As a followup to my recent post on backups, let’s say you use an external hard drive to make backups. If you’ve had some malware blow away your data on your local hard drive, you now want to be extremely careful while handling your backup copy. I certainly wouldn’t want to mount my external hard drive with the risk of malware deleting my only available backup (even if I were careful about cleaning up malware from my system). It would be comforting if I could flip a switch and make the external hard drive read-only after I’ve experienced data loss. 

Back in the day, floppy disks had such a feature, and so did Zip disks. I wish this were a standard feature on external hard drives. And no, “mount as read-only” (which is a software solution) does not count.

Off-Site Backups

July 30, 2008

I constantly worry about backing up my (precious) photos. A local backup (such as an external drive or Apple’s Time Capsule) isn’t sufficient because my house could burn down. I just heard of a real example (thanks David Kotz) where a power surge fried both the computer and the external hard drives! So, I’m on a quest for the perfect off-site network backup service.

At the moment I’m using two services: Mozy Backup and Jungle Disk. At the surface, Mozy seems like a perfect solution: $5/month for unlimited storage. Jungle Disk uses Amazon’s Simple Storage Service (S3), which charges pretty reasonable rates for storage and transfer. You can check out Jungle Disk’s website for the rundown. What I’ve concluded for now is that Jungle Disk provides more reliable transfers, but Mozy is perhaps more reliable with storing the data itself.

Transfer Rates

Unfortunately, I’ve been getting unpredictable upload speeds with Mozy, and am now no longer confident that my data is getting backed up in a timely fashion. If I shoot 1GB worth of photos, it could be a long time before it gets backed up on Mozy. Just last night, uploading 40MB took Mozy 1 hour and 18 minutes. This is not a scientific comparison, but Jungle Disk took 8 minutes the previous night, for the same amount of data at approximately the same time. In general, Jungle Disk has been (relatively) blazing fast because uploads to Amazon S3 seem to be limited by my uplink bandwidth. Mozy on the other hand is probably being swamped at their end. All in all, I’m very disappointed with my upload speeds to Mozy.

Network Drive

Mozy backs up your data but doesn’t give you a network-mounted drive. Jungle Disk gives you a mounted drive for both your backups and other data. I’ve found it useful for clearing up space on my laptop without having to use an external drive. But I feel that network drives pose a serious problem:

Reliability with Restores

What worries me the most about Jungle Disk is that it is very easy to lose all your backed-up data. For example, a virus or a Trojan could blow away your local files as well as your backup directory on your mounted Jungle Disk volume. Mozy on the other hand would have their version archive intact even if a virus were to delete all my files. Backing up to mounted volumes is thus quite risky.

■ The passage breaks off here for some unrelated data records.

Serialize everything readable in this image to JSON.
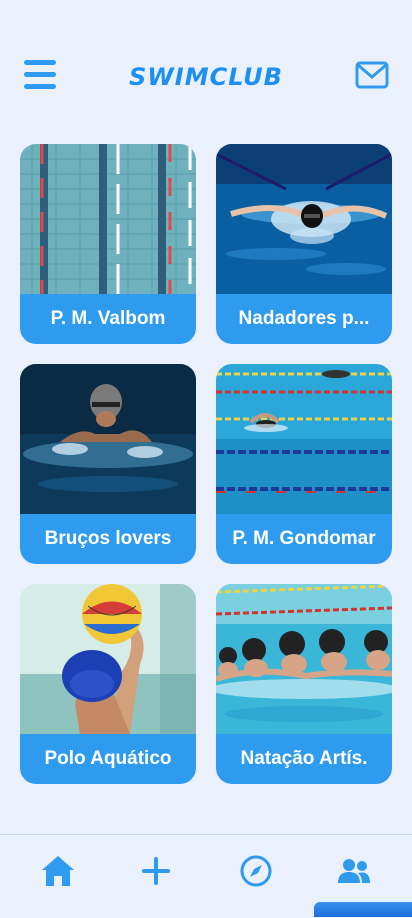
{
  "header": {
    "title": "SWIMCLUB",
    "menu_icon": "hamburger-menu-icon",
    "mail_icon": "envelope-icon"
  },
  "groups": [
    {
      "label": "P. M. Valbom"
    },
    {
      "label": "Nadadores p..."
    },
    {
      "label": "Bruços lovers"
    },
    {
      "label": "P. M. Gondomar"
    },
    {
      "label": "Polo Aquático"
    },
    {
      "label": "Natação Artís."
    }
  ],
  "tabbar": {
    "tabs": [
      "home-icon",
      "plus-icon",
      "compass-icon",
      "people-icon"
    ]
  },
  "colors": {
    "accent": "#2f9bef",
    "background": "#eaf0fc"
  }
}
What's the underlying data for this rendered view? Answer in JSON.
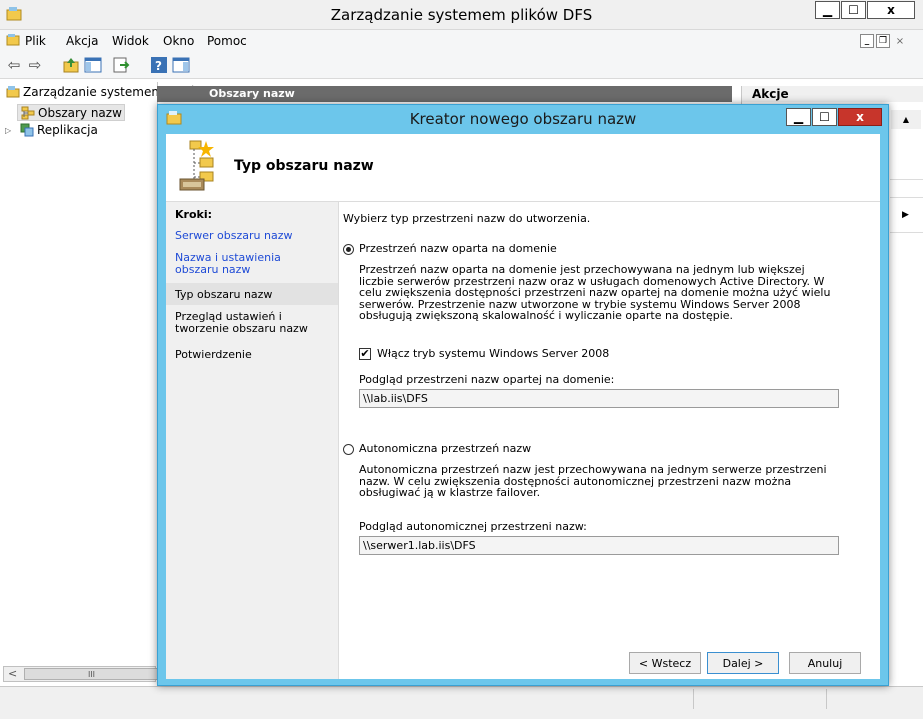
{
  "window": {
    "title": "Zarządzanie systemem plików DFS"
  },
  "menu": [
    "Plik",
    "Akcja",
    "Widok",
    "Okno",
    "Pomoc"
  ],
  "tree": {
    "root": "Zarządzanie systemem plików DFS",
    "items": [
      "Obszary nazw",
      "Replikacja"
    ]
  },
  "center": {
    "header": "Obszary nazw"
  },
  "actions": {
    "header": "Akcje"
  },
  "scrollbar": {
    "left_arrow": "<",
    "thumb": "III"
  },
  "dialog": {
    "title": "Kreator nowego obszaru nazw",
    "heading": "Typ obszaru nazw",
    "steps_label": "Kroki:",
    "steps": [
      {
        "label": "Serwer obszaru nazw",
        "state": "link"
      },
      {
        "label": "Nazwa i ustawienia obszaru nazw",
        "state": "link"
      },
      {
        "label": "Typ obszaru nazw",
        "state": "current"
      },
      {
        "label": "Przegląd ustawień i tworzenie obszaru nazw",
        "state": "pending"
      },
      {
        "label": "Potwierdzenie",
        "state": "pending"
      }
    ],
    "intro": "Wybierz typ przestrzeni nazw do utworzenia.",
    "option_domain": {
      "label": "Przestrzeń nazw oparta na domenie",
      "selected": true,
      "description": "Przestrzeń nazw oparta na domenie jest przechowywana na jednym lub większej liczbie serwerów przestrzeni nazw oraz w usługach domenowych Active Directory. W celu zwiększenia dostępności przestrzeni nazw opartej na domenie można użyć wielu serwerów. Przestrzenie nazw utworzone w trybie systemu Windows Server 2008 obsługują zwiększoną skalowalność i wyliczanie oparte na dostępie.",
      "checkbox_label": "Włącz tryb systemu Windows Server 2008",
      "checkbox_checked": true,
      "preview_label": "Podgląd przestrzeni nazw opartej na domenie:",
      "preview_value": "\\\\lab.iis\\DFS"
    },
    "option_standalone": {
      "label": "Autonomiczna przestrzeń nazw",
      "selected": false,
      "description": "Autonomiczna przestrzeń nazw jest przechowywana na jednym serwerze przestrzeni nazw. W celu zwiększenia dostępności autonomicznej przestrzeni nazw można obsługiwać ją w klastrze failover.",
      "preview_label": "Podgląd autonomicznej przestrzeni nazw:",
      "preview_value": "\\\\serwer1.lab.iis\\DFS"
    },
    "buttons": {
      "back": "< Wstecz",
      "next": "Dalej >",
      "cancel": "Anuluj"
    }
  },
  "colors": {
    "dialog_frame": "#6cc6eb",
    "link": "#1f4bd6",
    "close_red": "#c7352b"
  }
}
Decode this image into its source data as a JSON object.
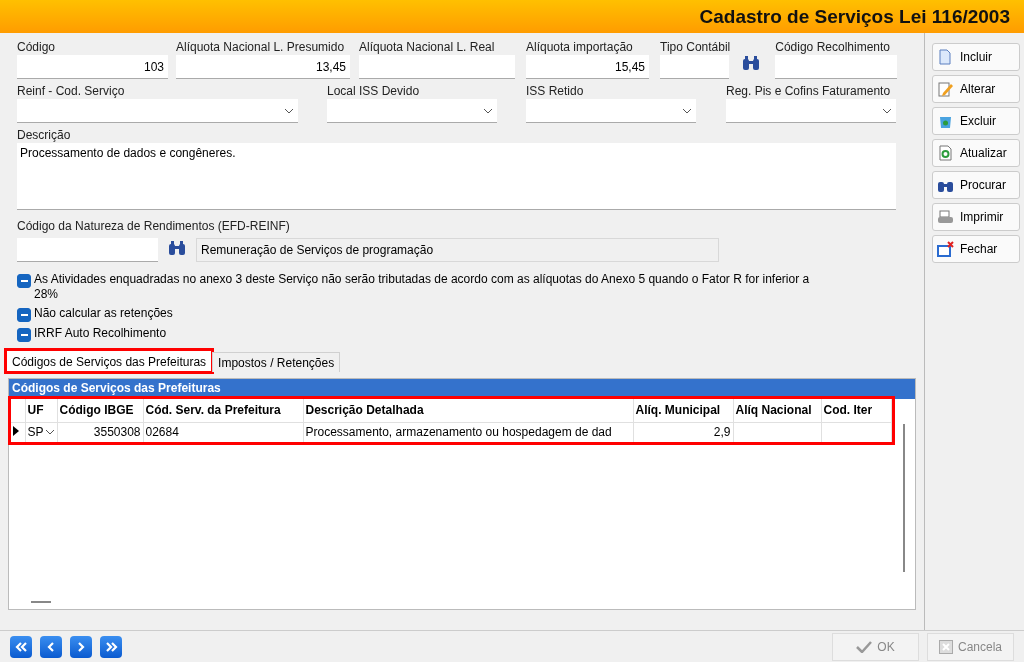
{
  "window": {
    "title": "Cadastro de Serviços Lei 116/2003"
  },
  "row1": [
    {
      "label": "Código",
      "value": "103",
      "kind": "text"
    },
    {
      "label": "Alíquota Nacional L. Presumido",
      "value": "13,45",
      "kind": "text"
    },
    {
      "label": "Alíquota Nacional L. Real",
      "kind": "text"
    },
    {
      "label": "Alíquota importação",
      "value": "15,45",
      "kind": "text"
    },
    {
      "label": "Tipo Contábil",
      "kind": "lookup"
    },
    {
      "label": "Código Recolhimento",
      "kind": "text"
    }
  ],
  "row2": [
    {
      "label": "Reinf - Cod. Serviço"
    },
    {
      "label": "Local ISS Devido"
    },
    {
      "label": "ISS Retido"
    },
    {
      "label": "Reg. Pis e Cofins Faturamento"
    }
  ],
  "description": {
    "label": "Descrição",
    "value": "Processamento de dados e congêneres."
  },
  "natureza": {
    "label": "Código da Natureza de Rendimentos (EFD-REINF)",
    "name": "Remuneração de Serviços de programação"
  },
  "checkboxes": [
    {
      "label": "As Atividades enquadradas no anexo 3 deste Serviço não serão tributadas de acordo com as alíquotas do Anexo 5 quando o Fator R for inferior a 28%",
      "checked": true
    },
    {
      "label": "Não calcular as retenções",
      "checked": true
    },
    {
      "label": "IRRF Auto Recolhimento",
      "checked": true
    }
  ],
  "tabs": [
    {
      "label": "Códigos de Serviços das Prefeituras",
      "selected": true,
      "highlighted": true
    },
    {
      "label": "Impostos / Retenções",
      "selected": false,
      "highlighted": false
    }
  ],
  "grid": {
    "title": "Códigos de Serviços das Prefeituras",
    "highlighted": true,
    "columns": [
      "UF",
      "Código IBGE",
      "Cód. Serv. da Prefeitura",
      "Descrição Detalhada",
      "Alíq. Municipal",
      "Alíq Nacional",
      "Cod. Iter"
    ],
    "rows": [
      {
        "selected": true,
        "cells": [
          "SP",
          "3550308",
          "02684",
          "Processamento, armazenamento ou hospedagem de dad",
          "2,9",
          "",
          ""
        ]
      }
    ]
  },
  "actions": [
    {
      "label": "Incluir",
      "kind": "new"
    },
    {
      "label": "Alterar",
      "kind": "edit"
    },
    {
      "label": "Excluir",
      "kind": "delete"
    },
    {
      "label": "Atualizar",
      "kind": "refresh"
    },
    {
      "label": "Procurar",
      "kind": "search"
    },
    {
      "label": "Imprimir",
      "kind": "print"
    },
    {
      "label": "Fechar",
      "kind": "close"
    }
  ],
  "navigation": [
    {
      "kind": "first"
    },
    {
      "kind": "prev"
    },
    {
      "kind": "next"
    },
    {
      "kind": "last"
    }
  ],
  "footer_buttons": [
    {
      "label": "OK",
      "kind": "ok",
      "disabled": true
    },
    {
      "label": "Cancela",
      "kind": "cancel",
      "disabled": true
    }
  ]
}
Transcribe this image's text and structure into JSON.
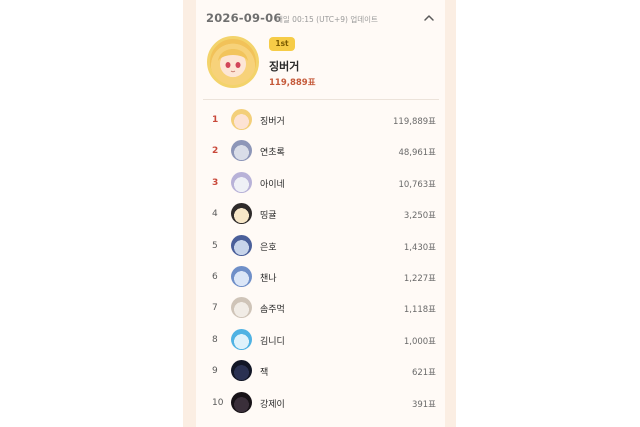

Now, it turns out that Jungle Disk doesn’t need to actually mount the volume to backup your data, thus mitigating that risk. Still, nothing prevents a virus or Trojan from deleting all your data the moment you mount the volume. If you’re worried about this threat, don’t use Jungle Disk as a network-mounted drive. I think Jungle Disk should make it difficult to delete the version archive, perhaps by requiring an admin password to change the version archive on a mounted disk. 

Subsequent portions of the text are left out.